By Glenn Mason

Robbie Keane has said he is happy to play in a deeper role if required during the Republic Ireland's games in Euro 2012.

Ireland's back four have been exposed by teams playing a more fluid system, as they are able find gaps in between the banks of four in a rigid 4-4-2 formation.

The latest example came on Monday night in Hungary when Balazs Dzsudzsak wandered freely into space around Ireland's box.

Manager Giovanni Trapattoni said after that game that he would be willing to sacrifice a striker for an extra man in midfield to stop Ireland getting overrun.

Keane said that Trapattoni has not yet spoken to the players about any formation changes, but said they would be willing to adapt.

He said: "We have kind of done the same system since the manager took over, so the players are certainly used to that.

"But if there was an adjustment, it would be little minor things, I think.

"As players, you are always set different roles when you go out on to the pitch. Myself, for example, to just sit on the holding midfielder and don't let him dictate the game too much. It would be little, small things like that.

"I wouldn't say it would be formation changes. We wouldn't automatically just go to 4-3-3 when we haven't done it for a long time."

Trapattoni has often spoken of how Keane could play the "Totti" role behind the main striker, which Francesco Totti excelled in during Italy's 2006 World Cup triumph.

It is a role Keane has played in club football but less so in the international game, where the responsibility for scoring goals largely rests with the captain.

"It's something I have done," he said. "I have kind of played two different roles, if you like, at club level and international level.

"At international level, the pressure is on me to score the goals, but at club level, I kind of play as that number ten anyway.

"Maybe if the manager wants me to do that role, which I am sure in certain games he will probably want that, it's something I have done before, so it wouldn't be a problem."

The ten-year wait to return to a major tournament is almost over as the Croatia game in Poznan is now just days three days away.

Keane and the rest of the squad, who were given an unexpected day off yesterday, are refreshed and eager for the games to begin.

He said: "We are desperate to get started now. It's been a long few weeks. It's been very good. The atmosphere around the place has been brilliant.

"Everybody is just looking forward to Sunday now.

"Of course in any competition, you want to start off straight away as well as you can and try to get points on the board because we know that in the group, anybody can beat anybody.

"We knew from Monday onwards that we are getting to the end of things now.
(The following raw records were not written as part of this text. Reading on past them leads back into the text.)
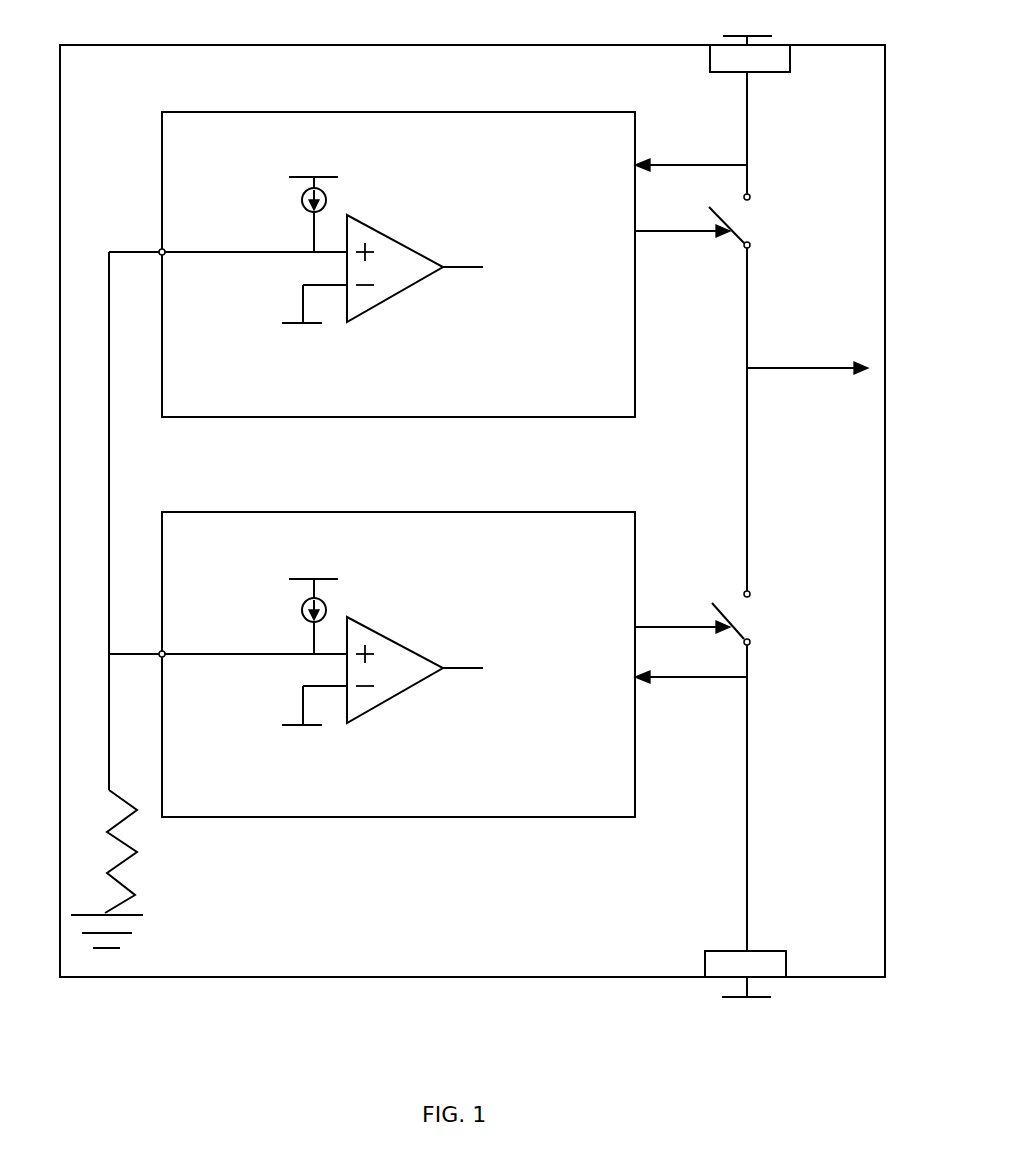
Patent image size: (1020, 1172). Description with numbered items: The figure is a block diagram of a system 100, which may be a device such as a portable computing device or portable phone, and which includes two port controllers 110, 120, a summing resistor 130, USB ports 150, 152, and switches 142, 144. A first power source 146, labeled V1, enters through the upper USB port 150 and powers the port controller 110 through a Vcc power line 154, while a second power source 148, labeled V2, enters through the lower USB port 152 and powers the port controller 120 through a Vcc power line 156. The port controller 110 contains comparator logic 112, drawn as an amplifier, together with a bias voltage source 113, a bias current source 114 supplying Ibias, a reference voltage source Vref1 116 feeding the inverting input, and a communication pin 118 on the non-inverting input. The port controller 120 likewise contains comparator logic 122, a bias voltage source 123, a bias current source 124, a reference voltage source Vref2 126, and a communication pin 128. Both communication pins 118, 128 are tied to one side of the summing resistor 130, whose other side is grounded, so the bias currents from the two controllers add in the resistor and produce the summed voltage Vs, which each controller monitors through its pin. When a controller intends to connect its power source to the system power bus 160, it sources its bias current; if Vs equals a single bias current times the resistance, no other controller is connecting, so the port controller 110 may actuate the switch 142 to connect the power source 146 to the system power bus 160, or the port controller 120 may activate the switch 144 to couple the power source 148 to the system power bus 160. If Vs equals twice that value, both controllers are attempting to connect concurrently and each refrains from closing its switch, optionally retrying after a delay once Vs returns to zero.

The system 100 is at (110, 83).
The port controller 110 is at (207, 142).
The comparator logic 112 is at (415, 258).
The bias voltage source 113 is at (344, 163).
The bias current source 114 is at (360, 208).
The reference voltage source Vref1 116 is at (287, 315).
The communication pin 118 is at (215, 235).
The port controller 120 is at (204, 539).
The comparator logic 122 is at (416, 662).
The bias voltage source 123 is at (349, 570).
The bias current source 124 is at (360, 613).
The reference voltage source Vref2 126 is at (287, 716).
The communication pin 128 is at (228, 632).
The summing resistor 130 is at (149, 600).
The switch 142 is at (729, 394).
The switch 144 is at (730, 771).
The first power source 146 is at (784, 25).
The second power source 148 is at (796, 1016).
The USB port 150 is at (786, 121).
The USB port 152 is at (781, 943).
The Vcc power line 154 is at (671, 147).
The Vcc power line 156 is at (673, 693).
The system power bus 160 is at (807, 352).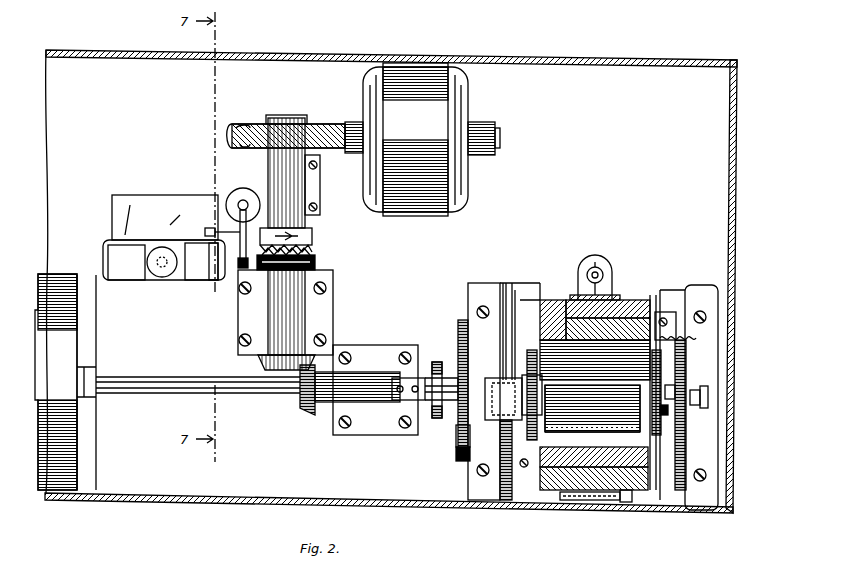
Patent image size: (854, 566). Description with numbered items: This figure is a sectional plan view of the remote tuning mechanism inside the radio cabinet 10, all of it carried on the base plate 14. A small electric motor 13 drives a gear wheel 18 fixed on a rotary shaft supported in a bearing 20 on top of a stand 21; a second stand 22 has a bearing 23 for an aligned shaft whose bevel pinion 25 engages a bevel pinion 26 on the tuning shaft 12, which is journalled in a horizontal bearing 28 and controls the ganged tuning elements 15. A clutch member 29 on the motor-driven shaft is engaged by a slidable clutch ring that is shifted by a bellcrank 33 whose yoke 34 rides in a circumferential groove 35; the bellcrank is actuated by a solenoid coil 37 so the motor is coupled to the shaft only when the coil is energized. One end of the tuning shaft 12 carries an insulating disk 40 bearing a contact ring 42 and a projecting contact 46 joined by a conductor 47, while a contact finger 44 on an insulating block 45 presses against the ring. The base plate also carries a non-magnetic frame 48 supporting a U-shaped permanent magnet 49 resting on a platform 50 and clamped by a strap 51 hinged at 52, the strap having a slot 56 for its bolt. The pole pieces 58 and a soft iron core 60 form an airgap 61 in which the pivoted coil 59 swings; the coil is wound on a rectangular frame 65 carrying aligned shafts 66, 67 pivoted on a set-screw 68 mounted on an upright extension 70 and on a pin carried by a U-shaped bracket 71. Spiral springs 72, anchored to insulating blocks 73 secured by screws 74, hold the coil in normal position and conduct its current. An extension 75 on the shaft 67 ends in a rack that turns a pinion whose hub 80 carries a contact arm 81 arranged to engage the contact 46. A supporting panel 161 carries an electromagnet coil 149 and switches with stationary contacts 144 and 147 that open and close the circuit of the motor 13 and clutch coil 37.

The cabinet 10 is at (712, 58).
The tuning shaft 12 is at (150, 381).
The electric motor 13 is at (422, 139).
The base plate 14 is at (633, 171).
The tuning elements 15 is at (65, 382).
The gear wheel 18 is at (310, 124).
The bearing 20 is at (300, 200).
The stand 21 is at (316, 184).
The second stand 22 is at (333, 332).
The bearing 23 is at (295, 312).
The bevel pinion 25 is at (283, 370).
The bevel pinion 26 is at (307, 410).
The horizontal bearing 28 is at (370, 380).
The clutch member 29 is at (315, 238).
The bellcrank 33 is at (228, 198).
The yoke 34 is at (243, 270).
The circumferential groove 35 is at (317, 262).
The solenoid coil 37 is at (243, 189).
The insulating disk 40 is at (463, 320).
The contact ring 42 is at (438, 362).
The contact finger 44 is at (428, 400).
The insulating block 45 is at (415, 365).
The contact 46 is at (460, 445).
The conductor 47 is at (446, 400).
The non-magnetic frame 48 is at (482, 293).
The permanent magnet 49 is at (657, 288).
The platform 50 is at (548, 292).
The strap 51 is at (625, 300).
The hinge 52 is at (580, 500).
The slot 56 is at (600, 262).
The pole pieces 58 is at (570, 300).
The pivoted coil 59 is at (556, 320).
The cylindrical core 60 is at (595, 386).
The airgap 61 is at (592, 416).
The coil frame 65 is at (668, 382).
The shaft 66 is at (514, 330).
The shaft 67 is at (665, 420).
The set-screw 68 is at (695, 405).
The upright extension 70 is at (690, 395).
The U-shaped bracket 71 is at (505, 300).
The spiral springs 72 is at (532, 350).
The insulating blocks 73 is at (668, 310).
The screws 74 is at (672, 318).
The extension 75 is at (500, 422).
The hub 80 is at (486, 378).
The contact arm 81 is at (468, 462).
The stationary contact 144 is at (118, 280).
The stationary contact 147 is at (195, 280).
The electromagnet coil 149 is at (161, 278).
The supporting panel 161 is at (130, 235).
It was good training today with the lads and we will look forward to the next couple of days and preparing for Sunday's game."

The players will spend the next few days learning more about how Croatia will play, although Keane says they picked up a lot from the 0-0 draw in the friendly game in August.
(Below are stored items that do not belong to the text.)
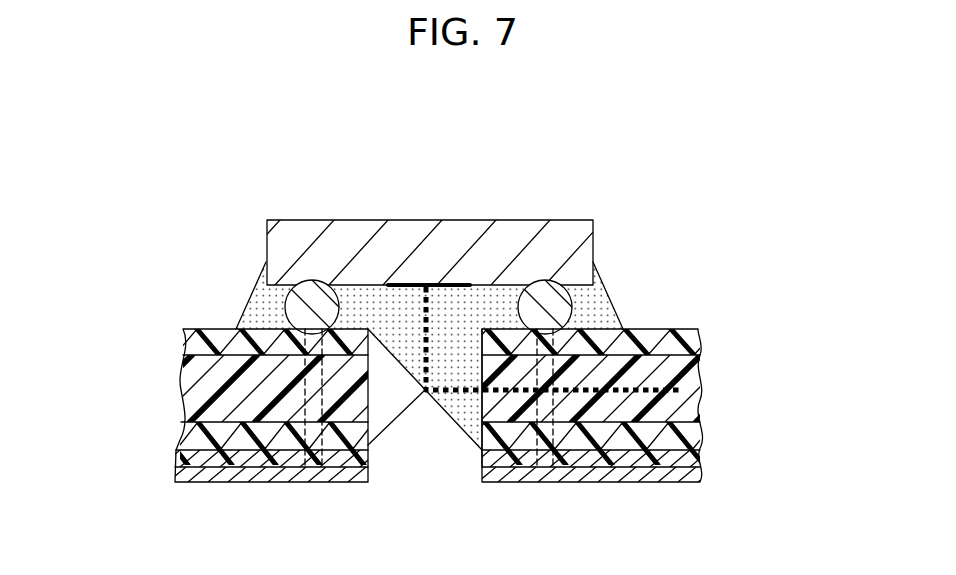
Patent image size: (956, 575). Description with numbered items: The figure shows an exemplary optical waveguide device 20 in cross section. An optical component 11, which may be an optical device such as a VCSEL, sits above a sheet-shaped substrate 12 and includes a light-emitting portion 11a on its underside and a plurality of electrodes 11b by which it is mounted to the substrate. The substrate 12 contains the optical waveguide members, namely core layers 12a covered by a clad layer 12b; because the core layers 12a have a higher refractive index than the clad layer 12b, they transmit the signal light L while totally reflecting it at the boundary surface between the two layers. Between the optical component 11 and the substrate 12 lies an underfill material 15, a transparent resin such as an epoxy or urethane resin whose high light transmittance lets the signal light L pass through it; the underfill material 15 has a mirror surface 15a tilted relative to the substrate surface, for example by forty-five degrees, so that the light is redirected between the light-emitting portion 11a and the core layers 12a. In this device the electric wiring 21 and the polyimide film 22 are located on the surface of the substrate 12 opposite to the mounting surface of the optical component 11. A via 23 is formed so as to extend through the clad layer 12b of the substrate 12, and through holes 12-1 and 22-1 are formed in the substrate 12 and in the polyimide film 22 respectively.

The optical waveguide device 20 is at (190, 220).
The optical component 11 is at (593, 228).
The light-emitting portion 11a is at (452, 290).
The electrodes 11b is at (287, 303).
The underfill material 15 is at (257, 283).
The mirror surface 15a is at (425, 389).
The substrate 12 is at (813, 337).
The core layers 12a is at (700, 402).
The clad layer 12b is at (665, 422).
The through hole 12-1 is at (370, 443).
The polyimide film 22 is at (175, 453).
The through hole 22-1 is at (482, 462).
The electric wiring 21 is at (175, 475).
The via 23 is at (317, 410).
The signal light L is at (646, 393).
Fielding questions from reporters after training at their base in Gdynia, Keane was informed that the Financial Times has rated Ireland as the least valuable squad in the tournament.
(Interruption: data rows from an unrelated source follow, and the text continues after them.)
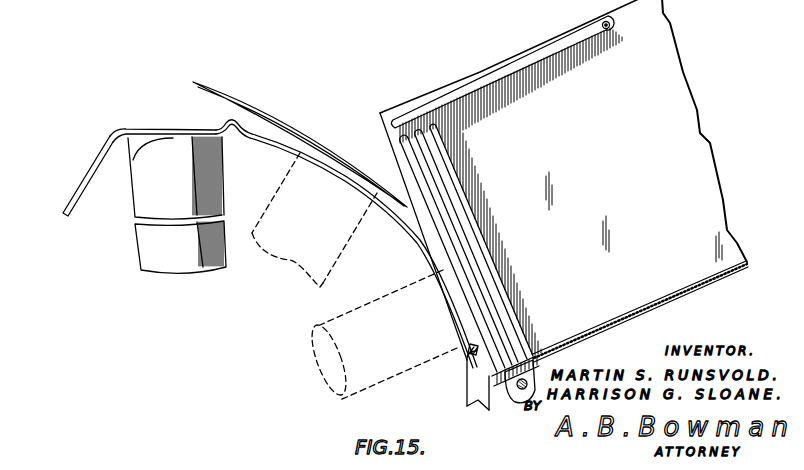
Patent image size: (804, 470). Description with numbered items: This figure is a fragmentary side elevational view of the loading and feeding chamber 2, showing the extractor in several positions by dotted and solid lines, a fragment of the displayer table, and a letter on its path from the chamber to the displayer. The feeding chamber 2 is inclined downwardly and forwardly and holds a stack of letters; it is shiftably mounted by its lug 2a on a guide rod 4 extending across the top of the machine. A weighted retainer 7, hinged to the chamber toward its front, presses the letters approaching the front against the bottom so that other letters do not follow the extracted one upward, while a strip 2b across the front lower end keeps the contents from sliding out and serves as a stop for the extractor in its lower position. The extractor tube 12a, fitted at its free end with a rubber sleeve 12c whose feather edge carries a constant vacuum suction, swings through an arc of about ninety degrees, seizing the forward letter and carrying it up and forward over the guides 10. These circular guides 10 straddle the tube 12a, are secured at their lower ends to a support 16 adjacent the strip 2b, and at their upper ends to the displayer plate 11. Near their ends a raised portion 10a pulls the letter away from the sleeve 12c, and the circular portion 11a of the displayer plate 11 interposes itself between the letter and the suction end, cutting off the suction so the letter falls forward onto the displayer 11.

The feeding chamber 2 is at (564, 193).
The lug 2a is at (490, 392).
The strip 2b is at (468, 352).
The guide rod 4 is at (512, 395).
The weighted retainer 7 is at (522, 65).
The guide wires 10 is at (277, 138).
The raised portion 10a is at (240, 124).
The displayer plate 11 is at (100, 155).
The circular portion of displayer plate 11a is at (160, 129).
The extractor tube 12a is at (150, 255).
The rubber sleeve 12c is at (143, 180).
The support 16 is at (468, 376).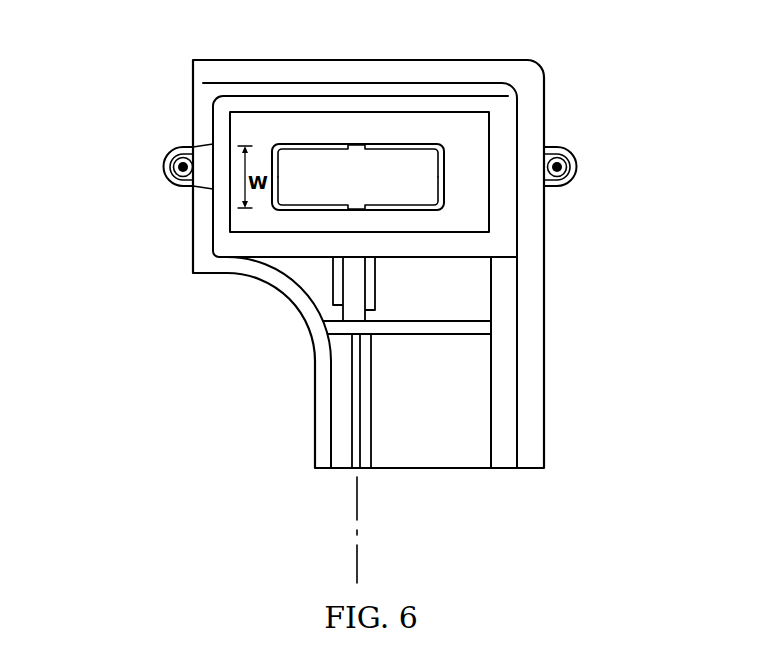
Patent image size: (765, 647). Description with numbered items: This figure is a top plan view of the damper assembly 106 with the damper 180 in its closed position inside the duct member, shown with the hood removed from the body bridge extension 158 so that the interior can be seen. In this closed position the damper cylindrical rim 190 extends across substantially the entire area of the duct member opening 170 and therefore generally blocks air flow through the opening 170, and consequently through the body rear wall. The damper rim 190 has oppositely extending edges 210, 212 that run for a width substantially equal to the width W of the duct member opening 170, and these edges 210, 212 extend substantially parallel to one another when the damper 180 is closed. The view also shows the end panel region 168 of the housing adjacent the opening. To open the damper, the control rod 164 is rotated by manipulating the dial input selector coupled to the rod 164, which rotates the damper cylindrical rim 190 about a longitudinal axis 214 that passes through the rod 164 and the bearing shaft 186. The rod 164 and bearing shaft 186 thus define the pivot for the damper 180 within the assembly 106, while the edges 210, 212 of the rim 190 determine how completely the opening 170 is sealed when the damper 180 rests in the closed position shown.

The damper assembly 106 is at (160, 38).
The body bridge extension 158 is at (533, 107).
The control rod 164 is at (357, 407).
The end panel 168 is at (467, 128).
The duct member opening 170 is at (280, 210).
The damper 180 is at (393, 173).
The bearing shaft 186 is at (355, 280).
The damper cylindrical rim 190 is at (290, 162).
The edge 210 is at (297, 210).
The edge 212 is at (388, 144).
The longitudinal axis 214 is at (358, 503).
He laughed off the comment but declared that Ireland were not here for the craic and aim to win as many games as they can, possibly emulating surprise Euro 2004 winners Greece.

"Listen, we are not coming to this competition to make the numbers up," he said defiantly.

"We are here to do as well as we can for the country and hopefully go as far as we can.

"We go into every game in every competition believing that we can win it."